Nel 2016 si è registrato un nuovo minimo delle nascite (474mila). Il numero medio di figli per donna si attesta a 1,34 (1,95 per le donne straniere e 1,27 per le italiane). Il saldo naturale (cioè la differenza tra nati e morti) segna nel 2016 il secondo maggior calo di sempre (-134mila), dopo quello del 2015.  Al primo gennaio 2017 la popolazione residente è scesa a 60,6 milioni. Un nato su 5 in Italia ha almeno un genitore straniero. Dal 2008 le nascite che ogni anno hanno riguardato coppie non italiane sono più di 70mila.

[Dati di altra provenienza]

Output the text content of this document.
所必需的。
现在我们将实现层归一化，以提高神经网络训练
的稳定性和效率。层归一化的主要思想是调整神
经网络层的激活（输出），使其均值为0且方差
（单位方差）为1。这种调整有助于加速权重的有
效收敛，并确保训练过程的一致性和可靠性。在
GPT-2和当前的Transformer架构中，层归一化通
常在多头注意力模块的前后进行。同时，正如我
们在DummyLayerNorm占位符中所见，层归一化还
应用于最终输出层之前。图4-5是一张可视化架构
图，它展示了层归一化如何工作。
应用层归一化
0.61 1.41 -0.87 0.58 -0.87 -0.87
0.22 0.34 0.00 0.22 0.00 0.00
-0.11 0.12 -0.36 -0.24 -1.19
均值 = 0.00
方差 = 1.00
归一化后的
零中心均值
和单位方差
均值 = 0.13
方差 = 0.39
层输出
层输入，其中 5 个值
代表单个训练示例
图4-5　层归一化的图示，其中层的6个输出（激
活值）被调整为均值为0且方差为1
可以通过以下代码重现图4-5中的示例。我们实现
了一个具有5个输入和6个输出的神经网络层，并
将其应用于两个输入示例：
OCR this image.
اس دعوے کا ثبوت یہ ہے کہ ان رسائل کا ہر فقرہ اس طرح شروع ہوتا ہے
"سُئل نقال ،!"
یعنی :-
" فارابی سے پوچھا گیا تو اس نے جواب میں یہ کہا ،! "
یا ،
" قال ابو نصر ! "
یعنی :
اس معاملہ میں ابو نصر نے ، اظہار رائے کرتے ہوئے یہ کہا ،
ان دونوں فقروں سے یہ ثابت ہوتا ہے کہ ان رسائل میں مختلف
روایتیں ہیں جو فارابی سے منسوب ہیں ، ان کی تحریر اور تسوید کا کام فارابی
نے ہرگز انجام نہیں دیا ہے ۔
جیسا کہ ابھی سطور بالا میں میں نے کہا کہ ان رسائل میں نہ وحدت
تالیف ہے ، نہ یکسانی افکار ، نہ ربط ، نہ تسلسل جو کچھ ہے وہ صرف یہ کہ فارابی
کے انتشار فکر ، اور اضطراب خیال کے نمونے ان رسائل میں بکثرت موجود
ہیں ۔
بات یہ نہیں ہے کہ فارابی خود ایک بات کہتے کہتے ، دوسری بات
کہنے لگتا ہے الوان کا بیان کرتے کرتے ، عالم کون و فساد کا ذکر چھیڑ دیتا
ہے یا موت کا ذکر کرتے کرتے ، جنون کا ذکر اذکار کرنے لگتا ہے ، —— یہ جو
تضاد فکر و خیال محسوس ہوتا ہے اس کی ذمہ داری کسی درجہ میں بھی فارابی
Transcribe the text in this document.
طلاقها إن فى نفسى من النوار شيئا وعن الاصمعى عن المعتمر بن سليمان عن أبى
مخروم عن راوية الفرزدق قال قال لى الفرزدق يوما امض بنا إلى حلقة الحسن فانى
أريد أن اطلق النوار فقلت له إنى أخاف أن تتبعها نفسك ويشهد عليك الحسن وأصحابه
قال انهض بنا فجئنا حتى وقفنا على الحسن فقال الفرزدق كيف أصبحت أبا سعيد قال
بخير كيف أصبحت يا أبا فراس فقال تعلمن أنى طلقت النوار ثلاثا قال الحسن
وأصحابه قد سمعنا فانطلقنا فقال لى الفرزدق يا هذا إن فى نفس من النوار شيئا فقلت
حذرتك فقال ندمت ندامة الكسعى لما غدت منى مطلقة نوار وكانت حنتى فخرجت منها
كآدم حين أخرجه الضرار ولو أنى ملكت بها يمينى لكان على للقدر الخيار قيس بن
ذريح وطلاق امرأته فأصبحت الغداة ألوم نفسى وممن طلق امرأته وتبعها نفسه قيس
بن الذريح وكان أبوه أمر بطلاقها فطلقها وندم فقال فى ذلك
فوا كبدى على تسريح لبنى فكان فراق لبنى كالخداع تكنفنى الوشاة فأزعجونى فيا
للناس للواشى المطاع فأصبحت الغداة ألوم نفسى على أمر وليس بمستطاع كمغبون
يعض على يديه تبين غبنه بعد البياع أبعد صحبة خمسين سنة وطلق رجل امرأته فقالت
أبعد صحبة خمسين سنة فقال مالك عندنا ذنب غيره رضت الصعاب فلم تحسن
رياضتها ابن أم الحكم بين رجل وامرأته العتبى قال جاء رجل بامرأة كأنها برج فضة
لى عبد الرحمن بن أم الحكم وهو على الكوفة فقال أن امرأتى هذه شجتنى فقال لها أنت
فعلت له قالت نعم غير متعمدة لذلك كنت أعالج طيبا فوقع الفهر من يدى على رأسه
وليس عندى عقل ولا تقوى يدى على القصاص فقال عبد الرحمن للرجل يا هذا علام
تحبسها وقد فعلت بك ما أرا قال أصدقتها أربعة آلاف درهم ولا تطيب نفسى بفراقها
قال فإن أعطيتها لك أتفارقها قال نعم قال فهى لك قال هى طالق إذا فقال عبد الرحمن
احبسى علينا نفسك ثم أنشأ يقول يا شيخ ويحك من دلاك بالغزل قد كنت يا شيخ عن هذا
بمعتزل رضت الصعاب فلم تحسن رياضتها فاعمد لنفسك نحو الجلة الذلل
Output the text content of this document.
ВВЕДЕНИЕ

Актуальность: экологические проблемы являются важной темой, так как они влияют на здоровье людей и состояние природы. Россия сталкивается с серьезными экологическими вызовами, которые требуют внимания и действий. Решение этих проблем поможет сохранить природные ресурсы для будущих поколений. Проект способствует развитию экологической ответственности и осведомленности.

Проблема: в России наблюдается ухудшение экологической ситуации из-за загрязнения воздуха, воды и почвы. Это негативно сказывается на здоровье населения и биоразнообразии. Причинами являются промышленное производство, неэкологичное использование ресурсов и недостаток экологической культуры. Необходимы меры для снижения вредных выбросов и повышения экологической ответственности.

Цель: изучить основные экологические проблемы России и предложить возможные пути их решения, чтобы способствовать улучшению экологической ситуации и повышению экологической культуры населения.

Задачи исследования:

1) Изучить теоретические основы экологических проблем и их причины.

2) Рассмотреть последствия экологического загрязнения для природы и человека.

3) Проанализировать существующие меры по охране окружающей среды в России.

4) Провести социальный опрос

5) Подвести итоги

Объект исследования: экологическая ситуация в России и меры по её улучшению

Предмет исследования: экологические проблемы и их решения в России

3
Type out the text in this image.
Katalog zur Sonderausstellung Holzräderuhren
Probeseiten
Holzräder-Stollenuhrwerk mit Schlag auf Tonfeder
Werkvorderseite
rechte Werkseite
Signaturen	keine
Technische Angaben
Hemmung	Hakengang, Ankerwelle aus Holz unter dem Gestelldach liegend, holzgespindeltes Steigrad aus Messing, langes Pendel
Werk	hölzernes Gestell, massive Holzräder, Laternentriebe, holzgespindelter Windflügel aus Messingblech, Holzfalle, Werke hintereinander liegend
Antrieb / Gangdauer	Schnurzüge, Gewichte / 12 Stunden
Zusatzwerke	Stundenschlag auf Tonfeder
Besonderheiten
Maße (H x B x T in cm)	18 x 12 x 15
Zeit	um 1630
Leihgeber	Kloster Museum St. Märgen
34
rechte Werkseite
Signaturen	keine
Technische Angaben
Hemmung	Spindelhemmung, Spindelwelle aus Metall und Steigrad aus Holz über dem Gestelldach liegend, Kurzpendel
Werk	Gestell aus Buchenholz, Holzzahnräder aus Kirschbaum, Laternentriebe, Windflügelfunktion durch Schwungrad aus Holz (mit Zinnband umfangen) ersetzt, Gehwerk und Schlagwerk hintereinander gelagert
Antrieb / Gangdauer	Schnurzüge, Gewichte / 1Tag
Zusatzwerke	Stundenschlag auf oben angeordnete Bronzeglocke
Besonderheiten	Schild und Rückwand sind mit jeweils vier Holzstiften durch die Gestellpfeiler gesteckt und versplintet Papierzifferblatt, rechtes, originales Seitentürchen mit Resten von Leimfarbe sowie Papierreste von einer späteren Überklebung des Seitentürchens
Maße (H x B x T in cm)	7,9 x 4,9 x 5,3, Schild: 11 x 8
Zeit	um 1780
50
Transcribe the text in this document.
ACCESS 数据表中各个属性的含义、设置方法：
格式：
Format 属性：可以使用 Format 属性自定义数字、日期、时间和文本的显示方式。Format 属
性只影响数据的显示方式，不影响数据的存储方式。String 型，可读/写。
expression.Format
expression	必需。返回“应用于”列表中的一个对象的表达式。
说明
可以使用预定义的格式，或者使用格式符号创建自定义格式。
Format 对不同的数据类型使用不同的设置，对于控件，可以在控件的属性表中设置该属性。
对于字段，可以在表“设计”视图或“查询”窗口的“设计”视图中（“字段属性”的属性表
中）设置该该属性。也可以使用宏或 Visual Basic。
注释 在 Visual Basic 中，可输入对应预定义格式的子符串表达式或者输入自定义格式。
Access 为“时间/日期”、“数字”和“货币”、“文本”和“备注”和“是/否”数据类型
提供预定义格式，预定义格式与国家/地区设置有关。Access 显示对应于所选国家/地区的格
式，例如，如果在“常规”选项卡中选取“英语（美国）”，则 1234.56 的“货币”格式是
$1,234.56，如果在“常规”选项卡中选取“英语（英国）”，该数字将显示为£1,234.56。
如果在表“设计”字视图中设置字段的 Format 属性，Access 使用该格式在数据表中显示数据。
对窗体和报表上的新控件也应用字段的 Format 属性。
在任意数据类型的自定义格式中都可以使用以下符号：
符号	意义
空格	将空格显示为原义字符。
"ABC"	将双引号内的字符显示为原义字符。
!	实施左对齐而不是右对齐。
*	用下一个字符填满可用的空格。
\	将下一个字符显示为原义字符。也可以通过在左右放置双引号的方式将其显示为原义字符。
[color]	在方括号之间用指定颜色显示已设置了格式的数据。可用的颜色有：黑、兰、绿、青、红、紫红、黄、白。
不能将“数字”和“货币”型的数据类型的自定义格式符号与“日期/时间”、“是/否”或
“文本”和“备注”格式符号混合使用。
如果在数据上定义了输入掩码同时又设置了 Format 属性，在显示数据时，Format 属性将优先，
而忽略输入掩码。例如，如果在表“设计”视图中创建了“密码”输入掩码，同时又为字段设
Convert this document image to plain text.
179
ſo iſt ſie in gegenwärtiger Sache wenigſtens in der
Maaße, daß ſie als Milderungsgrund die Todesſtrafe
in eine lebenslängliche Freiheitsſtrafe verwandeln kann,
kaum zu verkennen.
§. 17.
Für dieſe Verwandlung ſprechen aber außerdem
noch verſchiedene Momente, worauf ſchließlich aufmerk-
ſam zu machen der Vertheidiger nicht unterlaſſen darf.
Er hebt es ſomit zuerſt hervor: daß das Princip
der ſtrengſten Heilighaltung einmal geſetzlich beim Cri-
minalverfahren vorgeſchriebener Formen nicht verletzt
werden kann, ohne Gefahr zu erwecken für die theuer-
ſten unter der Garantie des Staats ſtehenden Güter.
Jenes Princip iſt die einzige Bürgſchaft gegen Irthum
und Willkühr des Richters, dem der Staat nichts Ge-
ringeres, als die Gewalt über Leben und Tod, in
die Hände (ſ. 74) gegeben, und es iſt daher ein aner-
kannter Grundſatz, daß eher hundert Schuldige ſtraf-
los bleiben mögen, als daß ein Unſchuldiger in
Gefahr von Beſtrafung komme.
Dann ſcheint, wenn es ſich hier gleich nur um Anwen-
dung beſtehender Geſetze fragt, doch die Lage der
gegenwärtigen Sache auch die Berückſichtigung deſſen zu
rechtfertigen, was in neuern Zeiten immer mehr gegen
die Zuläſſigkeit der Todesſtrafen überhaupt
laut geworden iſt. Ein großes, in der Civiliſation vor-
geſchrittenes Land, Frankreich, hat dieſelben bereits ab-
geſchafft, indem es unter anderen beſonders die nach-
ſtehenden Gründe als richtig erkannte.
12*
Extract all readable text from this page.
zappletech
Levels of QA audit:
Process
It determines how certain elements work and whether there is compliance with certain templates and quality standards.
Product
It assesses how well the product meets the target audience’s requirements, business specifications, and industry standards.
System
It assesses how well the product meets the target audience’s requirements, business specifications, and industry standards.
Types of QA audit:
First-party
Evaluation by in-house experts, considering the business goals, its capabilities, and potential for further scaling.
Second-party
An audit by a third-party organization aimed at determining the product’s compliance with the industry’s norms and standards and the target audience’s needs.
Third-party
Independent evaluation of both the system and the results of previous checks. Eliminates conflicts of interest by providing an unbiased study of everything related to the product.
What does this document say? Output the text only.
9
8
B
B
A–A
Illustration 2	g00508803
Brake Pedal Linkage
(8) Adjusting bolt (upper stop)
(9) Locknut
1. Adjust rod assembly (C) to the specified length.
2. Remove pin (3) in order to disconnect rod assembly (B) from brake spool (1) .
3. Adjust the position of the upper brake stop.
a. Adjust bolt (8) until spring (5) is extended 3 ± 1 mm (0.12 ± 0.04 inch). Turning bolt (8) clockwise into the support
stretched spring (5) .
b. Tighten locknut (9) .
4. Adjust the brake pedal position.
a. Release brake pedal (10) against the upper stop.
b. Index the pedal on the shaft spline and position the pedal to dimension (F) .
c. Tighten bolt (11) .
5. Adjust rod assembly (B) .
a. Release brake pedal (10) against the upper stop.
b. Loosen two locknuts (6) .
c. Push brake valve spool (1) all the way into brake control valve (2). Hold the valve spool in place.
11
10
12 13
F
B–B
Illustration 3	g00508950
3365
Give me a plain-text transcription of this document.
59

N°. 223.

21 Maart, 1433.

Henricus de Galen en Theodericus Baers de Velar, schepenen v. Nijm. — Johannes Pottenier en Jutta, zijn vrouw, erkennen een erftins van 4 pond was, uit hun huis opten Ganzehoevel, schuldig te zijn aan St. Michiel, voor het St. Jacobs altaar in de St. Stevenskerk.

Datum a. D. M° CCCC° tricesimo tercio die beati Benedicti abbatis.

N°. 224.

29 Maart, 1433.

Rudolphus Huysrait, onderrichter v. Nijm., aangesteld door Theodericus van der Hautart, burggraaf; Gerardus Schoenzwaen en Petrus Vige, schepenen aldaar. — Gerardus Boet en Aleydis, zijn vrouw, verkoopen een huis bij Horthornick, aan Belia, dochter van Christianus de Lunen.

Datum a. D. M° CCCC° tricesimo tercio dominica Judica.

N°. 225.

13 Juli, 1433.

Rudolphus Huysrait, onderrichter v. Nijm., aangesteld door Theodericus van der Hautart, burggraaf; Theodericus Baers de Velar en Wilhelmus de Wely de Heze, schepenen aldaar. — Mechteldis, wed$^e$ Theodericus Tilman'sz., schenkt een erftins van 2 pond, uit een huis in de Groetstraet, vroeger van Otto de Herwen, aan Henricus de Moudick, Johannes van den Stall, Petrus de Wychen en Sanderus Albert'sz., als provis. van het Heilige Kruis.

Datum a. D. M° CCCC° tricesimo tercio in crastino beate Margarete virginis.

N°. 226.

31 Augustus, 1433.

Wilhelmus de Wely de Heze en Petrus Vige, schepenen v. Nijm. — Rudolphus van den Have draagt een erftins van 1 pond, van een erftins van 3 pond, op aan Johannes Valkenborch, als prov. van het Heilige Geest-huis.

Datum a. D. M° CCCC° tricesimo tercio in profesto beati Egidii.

L’Italia vive un ‘degiovanimento’: così l’Istat definisce il calo delle generazioni dei giovani sulla popolazione complessiva. “Si nota la forte riduzione dei contingenti delle generazioni più giovani, praticamente la metà delle generazioni nate nel periodo del baby boom”. E così oggi l’Italia è “uno dei Paesi con il più basso peso delle nuove generazioni”. Nell’ultimo decennio, dal 2008 al 2017, la popolazione residente di età compresa tra i 18 e i 34 anni è diminuita di circa 1,1 milioni. Attenua questa dinamica solo “il contributo positivo dei cittadini stranieri”. L’Istat traccia poi una nuova mappa socio-economica dividendo l’Italia in nove gruppi in base al reddito, al titolo di studio, alla cittadinanza e non guardando così più solo alla professione, come nelle tradizionali classificazioni. I due sottoinsiemi più numerosi sono quelli delle ‘famiglie di impiegati’, appartenete alla fascia benestante (4,6 milioni di nuclei per un totale di 12,2 milioni di persone) e delle ‘famiglie degli operai in pensione’, fascia a reddito medio (5,8 milioni per un totale di oltre 10,5 milioni di persone)…

Sono anni che ci sentiamo dire che il paese è immobile e che non cambia… ma vi pare sia veramente così?